No wonder, a recent Pew Research study has revealed that globally China has lost a huge amount of goodwill. A significantly very high majority of natives in nine of the advanced economies like the US, UK, Germany, Australia, South Korea, Sweden, Netherlands think negatively of China. Australia (81%), UK (74%), Sweden (85%), Netherlands (73%) show a very high increase in the negative perception against China, very recently and that has affected their politico-commercial relations too.
With the US, the Trump administration acting aggressively in the backdrop of the November Presidential elections, the Chinese actions of challenging the lone superpower has not helped the country anyway. On the contrary, US has become more supportive of Taiwan, politically as well as militarily, making it even more difficult or virtually impossible to China to even think of occupying the territory forcibly in near future. India that had maintained a cautious approach towards Taiwan till recently, have started enhancing political and commercial relations with the country.
In Asia, its aggressive military designs against India’s northern borders has had a very rude awakening for China. Used to a timid Indian approach since 1950s under Nehru, it never expected the aggressive Indian response that even put its own military positions in Moldo and other strategic positions vulnerable. To further undermine political and military calculations, its adversaries in South China seas like Vietnam, Indonesia and Philippines today are in advance negotiations with India to secure sophisticated missiles and armaments.

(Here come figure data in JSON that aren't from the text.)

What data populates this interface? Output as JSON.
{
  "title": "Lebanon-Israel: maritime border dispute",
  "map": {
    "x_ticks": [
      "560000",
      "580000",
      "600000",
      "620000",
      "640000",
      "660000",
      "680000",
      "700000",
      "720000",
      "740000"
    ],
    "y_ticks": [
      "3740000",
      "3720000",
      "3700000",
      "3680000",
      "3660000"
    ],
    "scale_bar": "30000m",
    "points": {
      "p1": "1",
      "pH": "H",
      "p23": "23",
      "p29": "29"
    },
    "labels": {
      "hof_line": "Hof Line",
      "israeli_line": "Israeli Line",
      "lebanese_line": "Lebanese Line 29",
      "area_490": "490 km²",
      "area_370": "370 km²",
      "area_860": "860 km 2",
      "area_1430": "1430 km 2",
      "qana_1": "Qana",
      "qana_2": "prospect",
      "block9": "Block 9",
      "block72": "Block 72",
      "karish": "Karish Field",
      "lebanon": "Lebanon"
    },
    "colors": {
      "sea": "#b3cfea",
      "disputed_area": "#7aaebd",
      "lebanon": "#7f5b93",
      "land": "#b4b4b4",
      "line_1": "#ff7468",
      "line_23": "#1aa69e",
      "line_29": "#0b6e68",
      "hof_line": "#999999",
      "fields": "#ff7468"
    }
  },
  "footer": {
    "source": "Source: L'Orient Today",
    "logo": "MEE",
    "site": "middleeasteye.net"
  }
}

A very significant strategic development in the form of QUAD has taken the preliminary shape and that whenever gets in a concrete form, could well portend an ominous future for China, politically and militarily. The belligerent Chinese behaviour, especially since the onset of Corona virus has brought India, Australia, the US and Japan very close. With talks of Vietnam, Philippines and others in south-east Asia joining it later, the future of a QUAD could well be a security nightmare for China.
In the economic realm, India has reacted sharply too. Being a huge market for Chinese cheap goods and scores of apps till recently, India has not only banished hundreds of apps but has also been working on a mechanism to regulate, control and even stop imports in a number of segments from China. A big share of enormous infrastructural contracts in telecommunications, roads, ports, airports and railways in India too, have become difficult for Chinese companies. And taking a leaf out of India, the US and other countries too, are making it difficult for Chinese organisations to secure big contracts in their respective countries.
Over the next few years, China is going to lose a huge chunk of its popular and big market in India while territorially too, it has failed to make any significant gains. Strategically what China wished to see was countries like Japan, India, Australia, Vietnam, US all having disputes with it dealing individually rather than getting together and forming a coordinated and collective political, economic and strategic response against it. And the very opposite has happened. There have been greater and collective political, military and economic coordination amongst all these countries today and most of the strategies are aimed against one country, China.
All these developments including Xi’s letter to Schultz, indicate one point very certainly that Chinese belligerence has backfired hugely. It needs to reorient its diplomacy and political behaviour significantly and if it fails to do so, its position in the emerging post-Covid geopolitical order could be anything but that of an emerging superpower.